Implementation:Huggingface Diffusers Convert Checkpoint To Diffusers
Appearance
| Field | Value |
|---|---|
| Type | Pattern Doc |
| Overview | Concrete weight key remapping functions that convert original checkpoint state dicts to Diffusers format, using Flux as a detailed example |
| Domains | Model Conversion, Tensor Operations |
| Workflow | Checkpoint_Conversion |
| Related Principle | Huggingface_Diffusers_Weight_Mapping |
| Source | src/diffusers/loaders/single_file_utils.py:L2244-L2438
|
| Last Updated | 2026-02-13 00:00 GMT |
Code Reference
convert_flux_transformer_checkpoint_to_diffusers
Source: src/diffusers/loaders/single_file_utils.py:L2244-L2438
def convert_flux_transformer_checkpoint_to_diffusers(checkpoint, **kwargs):
converted_state_dict = {}
keys = list(checkpoint.keys())
# Strip framework prefix
for k in keys:
if "model.diffusion_model." in k:
checkpoint[k.replace("model.diffusion_model.", "")] = checkpoint.pop(k)

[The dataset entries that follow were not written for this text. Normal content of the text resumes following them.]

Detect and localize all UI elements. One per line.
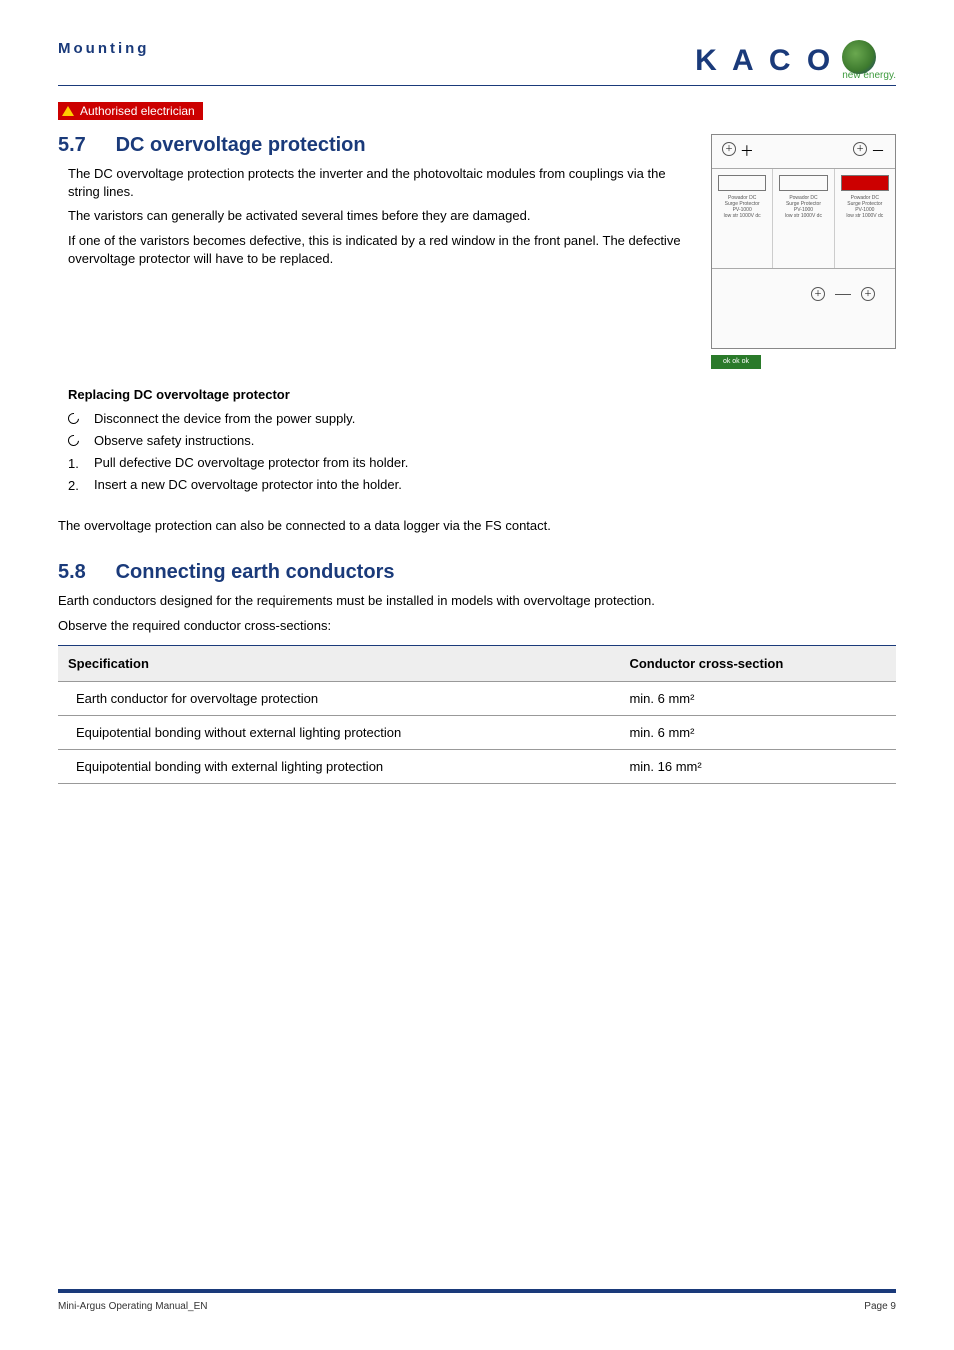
section-5-7-p1: The DC overvoltage protection protects t…: [58, 165, 691, 201]
warning-triangle-icon: [62, 106, 74, 116]
section-number: 5.7: [58, 134, 110, 157]
diagram-cell-3: Powador DC Surge Protector PV-1000 low s…: [835, 169, 895, 268]
diagram-slot-icon: [718, 175, 766, 191]
table-col-cross-section: Conductor cross-section: [619, 645, 896, 681]
table-cell-spec: Equipotential bonding with external ligh…: [58, 749, 619, 783]
diagram-slot-icon: [779, 175, 827, 191]
table-cell-val: min. 16 mm²: [619, 749, 896, 783]
table-row: Equipotential bonding without external l…: [58, 715, 896, 749]
table-row: Equipotential bonding with external ligh…: [58, 749, 896, 783]
terminal-icon: [722, 142, 736, 156]
replacing-steps: Disconnect the device from the power sup…: [58, 408, 896, 496]
diagram-minus-terminal: －: [853, 141, 885, 162]
section-number: 5.8: [58, 561, 110, 584]
ground-terminal-icon: [861, 287, 875, 301]
diagram-footer-label: ok ok ok: [711, 355, 761, 369]
logo-text: K A C O: [695, 44, 834, 78]
diagram-cell-1: Powador DC Surge Protector PV-1000 low s…: [712, 169, 773, 268]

# Detect layer counts dynamically
num_layers = list(set(int(k.split(".", 2)[1]) for k in checkpoint
if "double_blocks." in k))[-1] + 1
num_single_layers = list(set(int(k.split(".", 2)[1]) for k in checkpoint
if "single_blocks." in k))[-1] + 1
mlp_ratio = 4.0
inner_dim = 3072
def swap_scale_shift(weight):
shift, scale = weight.chunk(2, dim=0)
return torch.cat([scale, shift], dim=0)
## Timestep embeddings: time_in -> time_text_embed.timestep_embedder
converted_state_dict["time_text_embed.timestep_embedder.linear_1.weight"] = \
checkpoint.pop("time_in.in_layer.weight")
converted_state_dict["time_text_embed.timestep_embedder.linear_1.bias"] = \
checkpoint.pop("time_in.in_layer.bias")
# ... (linear_2 similarly)
## Text embeddings: vector_in -> time_text_embed.text_embedder
converted_state_dict["time_text_embed.text_embedder.linear_1.weight"] = \
checkpoint.pop("vector_in.in_layer.weight")
# ...
## Input projections
converted_state_dict["context_embedder.weight"] = checkpoint.pop("txt_in.weight")
converted_state_dict["x_embedder.weight"] = checkpoint.pop("img_in.weight")
# Double transformer blocks (joint attention)
for i in range(num_layers):
block_prefix = f"transformer_blocks.{i}."
# AdaLN modulation
converted_state_dict[f"{block_prefix}norm1.linear.weight"] = \
checkpoint.pop(f"double_blocks.{i}.img_mod.lin.weight")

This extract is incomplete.